WowWee's stock in trade is cyborg-like toys that combine aspects of man, machine, and beast. Among them are a robotic dragonfly, an eerie singing Elvis bust, and Robosapien, an android that can walk and grasp objects. Robopanda, priced at $150, is the latest addition to the lineup, and like other WowWee toys, it features expressions and behaviors that users can trigger by touching it or moving it through space.

But getting this panda to sit up or stand often resulted in the toy toppling over, an outcome likely to frustrate the children who make up the toy's intended audience. (WowWee recommends the bear for kids age 8 and up.) Playing with the panda can get tiresome—its litany of stories and games prompt kids to make choices by touching a paw or foot, but beyond that, there aren't many other means for interaction. The toy's spoken instructions can be opaque; how many children are likely to decipher Robopanda's hint that "you can upgrade my memory using the cartridges"? And parents likely won't be any happier with the cumbersome and sometimes perilous setup process.

Setup Is a Real Trial

Removing the toy from its box required unwinding tightly wrapped wire in 11 places, untangling it from the toy's joints, then slicing through five sharp plastic tabs to free the Robopanda and its companion teddy bear from their imprisonment. Crudely applied tape at first obscured most of this tangle from view. A bit more attention to packaging would save much cursing and brow-dampening for the unlucky parents who have to open the box.

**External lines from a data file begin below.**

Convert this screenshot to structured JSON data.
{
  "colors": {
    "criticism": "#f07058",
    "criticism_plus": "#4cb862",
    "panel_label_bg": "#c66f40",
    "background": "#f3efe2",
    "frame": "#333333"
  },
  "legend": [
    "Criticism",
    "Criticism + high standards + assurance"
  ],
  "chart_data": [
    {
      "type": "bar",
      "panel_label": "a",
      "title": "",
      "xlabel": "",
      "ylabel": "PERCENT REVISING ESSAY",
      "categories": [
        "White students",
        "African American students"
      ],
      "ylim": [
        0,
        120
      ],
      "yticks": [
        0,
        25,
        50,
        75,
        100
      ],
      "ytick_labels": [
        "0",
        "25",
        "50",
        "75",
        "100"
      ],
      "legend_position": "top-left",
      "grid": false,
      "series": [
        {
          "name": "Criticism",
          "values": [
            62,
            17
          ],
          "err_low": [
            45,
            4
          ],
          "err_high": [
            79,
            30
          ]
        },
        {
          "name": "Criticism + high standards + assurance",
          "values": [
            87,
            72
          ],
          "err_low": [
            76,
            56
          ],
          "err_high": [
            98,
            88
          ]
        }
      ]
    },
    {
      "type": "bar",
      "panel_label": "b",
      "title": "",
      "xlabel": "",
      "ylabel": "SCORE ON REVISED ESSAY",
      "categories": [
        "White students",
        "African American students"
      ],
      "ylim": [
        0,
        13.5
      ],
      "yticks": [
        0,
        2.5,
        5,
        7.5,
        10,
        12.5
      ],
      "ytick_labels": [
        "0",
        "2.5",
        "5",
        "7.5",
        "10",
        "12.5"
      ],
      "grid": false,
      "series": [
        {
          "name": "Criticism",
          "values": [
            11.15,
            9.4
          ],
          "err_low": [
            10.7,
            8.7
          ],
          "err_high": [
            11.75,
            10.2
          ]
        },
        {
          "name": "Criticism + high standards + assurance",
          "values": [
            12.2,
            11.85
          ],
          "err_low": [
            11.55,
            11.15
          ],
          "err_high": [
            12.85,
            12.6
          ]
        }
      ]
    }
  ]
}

That's just the beginning of the setup ordeal. Installing the toy's 10 batteries requires removing and then retightening six small screws on the panda's back and feet. The instructions aren't much better. Playing with the toy requires inserting one of two program chips and moving a switch in back to one of three different "play modes," a process the manual describes on page 4. But figuring out just what those modes are ("training," a panda-led guide to features; "friend," story-telling mode; and "menu," an inexplicably named game-playing routine) requires flipping ahead to pages 9 and 10.

An Unstable Bore

Once I got all the batteries and the chip installed, I gave Robopanda's storytelling and game-playing modes a whirl. The black-and-white plastic toy stands 19 inches tall and has touch sensors in its paws, legs, belly, back, and head. Robopanda can tell whether it's picked up or put down and registers vocal responses to its questions. It even occasionally pitches forward and crawls on the floor when it's feeling exploratory.

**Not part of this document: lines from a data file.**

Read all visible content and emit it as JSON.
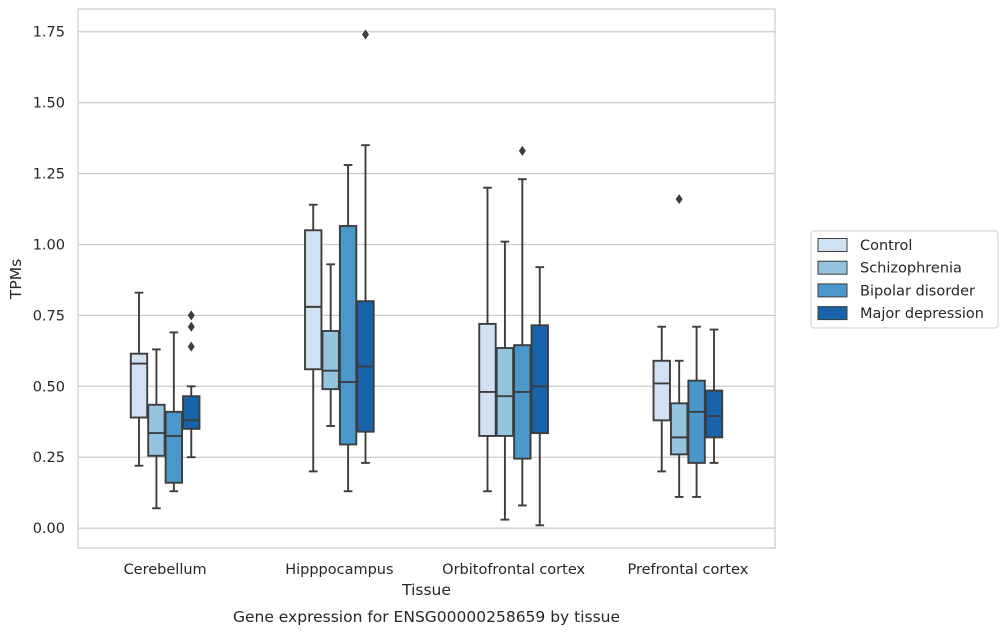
{
  "caption": "Gene expression for ENSG00000258659 by tissue",
  "chart_data": {
    "type": "boxplot",
    "xlabel": "Tissue",
    "ylabel": "TPMs",
    "ylim": [
      -0.07,
      1.83
    ],
    "yticks": [
      "0.00",
      "0.25",
      "0.50",
      "0.75",
      "1.00",
      "1.25",
      "1.50",
      "1.75"
    ],
    "grid": "horizontal",
    "legend_position": "right",
    "categories": [
      "Cerebellum",
      "Hipppocampus",
      "Orbitofrontal cortex",
      "Prefrontal cortex"
    ],
    "series": [
      {
        "name": "Control",
        "color": "#d0e1f2",
        "boxes": [
          {
            "whislo": 0.22,
            "q1": 0.39,
            "med": 0.58,
            "q3": 0.615,
            "whishi": 0.83,
            "fliers": []
          },
          {
            "whislo": 0.2,
            "q1": 0.56,
            "med": 0.78,
            "q3": 1.05,
            "whishi": 1.14,
            "fliers": []
          },
          {
            "whislo": 0.13,
            "q1": 0.325,
            "med": 0.48,
            "q3": 0.72,
            "whishi": 1.2,
            "fliers": []
          },
          {
            "whislo": 0.2,
            "q1": 0.38,
            "med": 0.51,
            "q3": 0.59,
            "whishi": 0.71,
            "fliers": []
          }
        ]
      },
      {
        "name": "Schizophrenia",
        "color": "#94c4df",
        "boxes": [
          {
            "whislo": 0.07,
            "q1": 0.255,
            "med": 0.335,
            "q3": 0.435,
            "whishi": 0.63,
            "fliers": []
          },
          {
            "whislo": 0.36,
            "q1": 0.49,
            "med": 0.555,
            "q3": 0.695,
            "whishi": 0.93,
            "fliers": []
          },
          {
            "whislo": 0.03,
            "q1": 0.325,
            "med": 0.465,
            "q3": 0.635,
            "whishi": 1.01,
            "fliers": []
          },
          {
            "whislo": 0.11,
            "q1": 0.26,
            "med": 0.32,
            "q3": 0.44,
            "whishi": 0.59,
            "fliers": [
              1.16
            ]
          }
        ]
      },
      {
        "name": "Bipolar disorder",
        "color": "#4a98c9",
        "boxes": [
          {
            "whislo": 0.13,
            "q1": 0.16,
            "med": 0.325,
            "q3": 0.41,
            "whishi": 0.69,
            "fliers": []
          },
          {
            "whislo": 0.13,
            "q1": 0.295,
            "med": 0.515,
            "q3": 1.065,
            "whishi": 1.28,
            "fliers": []
          },
          {
            "whislo": 0.08,
            "q1": 0.245,
            "med": 0.48,
            "q3": 0.645,
            "whishi": 1.23,
            "fliers": [
              1.33
            ]
          },
          {
            "whislo": 0.11,
            "q1": 0.23,
            "med": 0.41,
            "q3": 0.52,
            "whishi": 0.71,
            "fliers": []
          }
        ]
      },
      {
        "name": "Major depression",
        "color": "#1764ab",
        "boxes": [
          {
            "whislo": 0.25,
            "q1": 0.35,
            "med": 0.38,
            "q3": 0.465,
            "whishi": 0.5,
            "fliers": [
              0.64,
              0.71,
              0.75
            ]
          },
          {
            "whislo": 0.23,
            "q1": 0.34,
            "med": 0.57,
            "q3": 0.8,
            "whishi": 1.35,
            "fliers": [
              1.74
            ]
          },
          {
            "whislo": 0.01,
            "q1": 0.335,
            "med": 0.5,
            "q3": 0.715,
            "whishi": 0.92,
            "fliers": []
          },
          {
            "whislo": 0.23,
            "q1": 0.32,
            "med": 0.395,
            "q3": 0.485,
            "whishi": 0.7,
            "fliers": []
          }
        ]
      }
    ]
  }
}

But I found Robopanda's transitions between sitting and standing awkward; the toy often fell when it was supposed to change positions. And its interactive stories often ask little of the listener. For instance, as Robopanda tells of his experience traveling to China in a crate to visit other pandas, I was prompted merely to touch a paw to indicate I wanted to continue. I could imagine smart kids quickly tiring of the routine. Overall, playing with this panda proved to be a real bear.